Ingra loved sports and was a regular fixture at state tournament basketball games, attending the boys' tournament every years without fail since 1938. She also attended many girl tournaments, and was especially proud to see her hometown Bobcats win the 1-A tournament, as the girls did in both 1999 and in 2000. She also saw the Panguitch boys win in 1957, 1990, and 1998. In March, 1995, she became the first recipient of the Utah High School Activities Association's "Super Fan" award, and her tireless support of high school basketball was also highlighted in a March, 6,2000 Salt Lake Tribune article. she also enjoyed watching baseball games and track meets, various games on TV, and church basketball games. She usually liked to root for the underdog, unless someone in her family was playing for the favorite team.

Ingra will forever be remembered for the time she spent playing and doing things with her 12 grandchildren and her eight great-grandchildren, the older ones affectionately referring to her as "Grandma Great" or "G.G." She played the proud hostess to many a family gathering, including during the deer hunt each years. She loved to ride "up to the lake" or to go out to Bryce Canyon, just to enjoy the scenery. She posted pictures of her grandkids and great-grandkids all over her front room walls for visitors to see. She had a terrific memory, and was meticulous about keeping track of people's birthdays. Whether it was a marriage, a birthday, a reunion, a funeral, or some other important occasion, she was making a visit or a phone call, sending a card, and whipping up a casserole or a pink Jell-O salad. She was renowned for her homemade candy, particularly her famous divinity with walnuts. She decorated many graves of friends and loved ones at the Panguitch City Cemetery every Memorial Day for decades, often remarking, "I don't know who's going to do this after I'm gone."

Although she was slowed down by a severely broken ankle in 1993, and although her eyesight had sharply deteriorated during the past year or so, she remained active and optimistic until the end. She was a woman of tremendous faith, and was a living testimony to the power of prayer. Her life history, which she typed up in 1997, provides her descendants with an invaluable memoir about her remarkably full and well-lived life.

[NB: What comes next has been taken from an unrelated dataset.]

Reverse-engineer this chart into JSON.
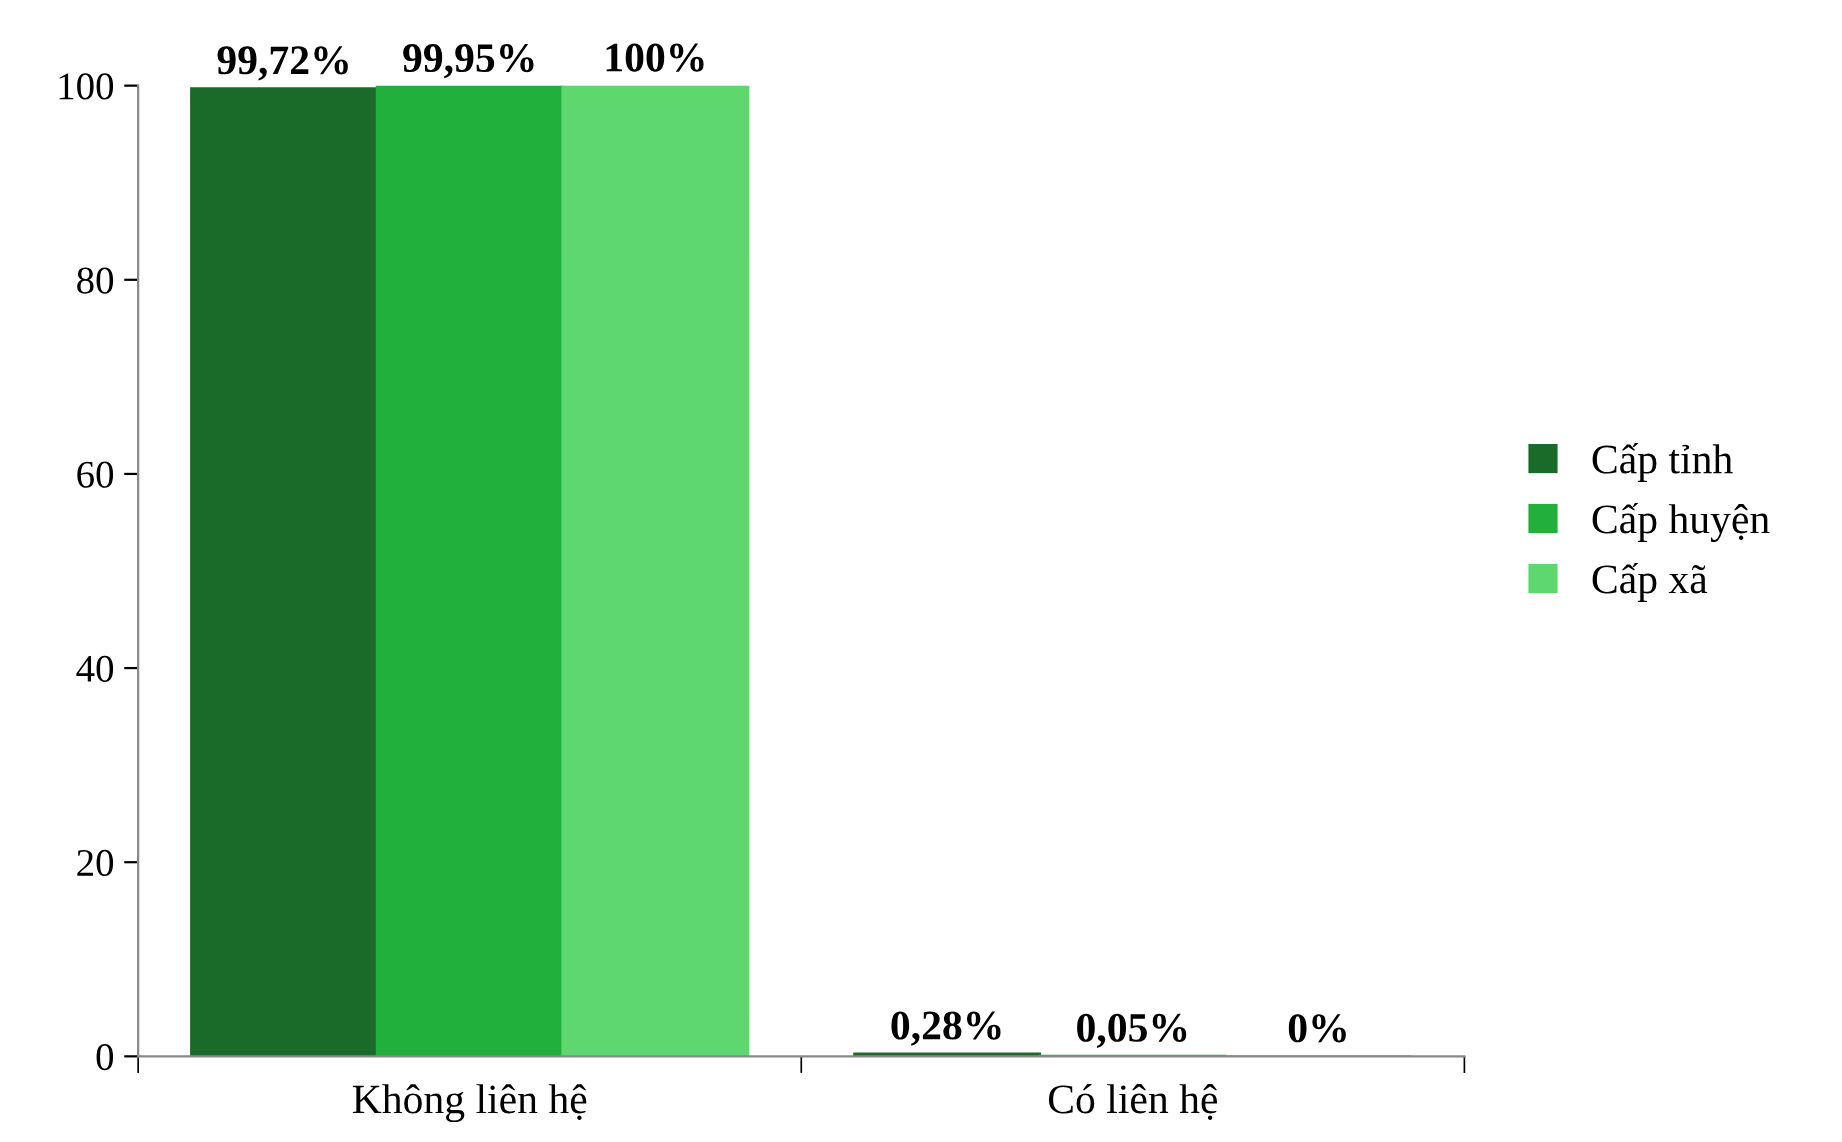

Ingra is survived by her two children, Kay (and his wife Ann) Richards of Salt Lake City; and Ned (and Mary) Richards, of Panguitch. She is also survived by her older brother, Nello Parl Ipson, and his wife, Deane of St. George; and by younger sister, Reta Mae Jones of Salt Lake. Her 12 grandchildren and their spouses are: Jeff (Jenny) Richards of Moab;

Robert (Nikki) Richards of Riverton; Leslie (Gerry) Trelease of Salt Lake; Audrey Richards of Murray; Paul (Jenn) Richards of Riverton; David and Stephen Richards of Salt Lake; Frank (Jeanel) Richards of Manhattan, Kan.; Bryan (Amy) Richards of South Jordan; Raschelle (Jason) Epperheimer of San Jose, Calif.; Alesha Richards of Wauwatosa, Wisc.; and Roylene Richards of Panguitch. She also has eight great-grandchildren, all of whom she was extremely proud. She was preceded in death by her parents, her husband, two infant brothers and by her sister, Alice, who died in 1986.

Funeral services will be held Friday, Aug. 18, 2000 at 1 p.m. at the Panguitch Stake Center, 550 South 100 West, Panguitch, Utah, where friends may call from 11 a.m. to 12:30 p.m. on Friday. A viewing will also be held at the same location on Thursday evening, Aug. 17, from 7 to 9 p.m. Interment will be at the Panguitch City Cemetery. Funeral directors, Neal S. Magleby & sons Mortuary, Richfield.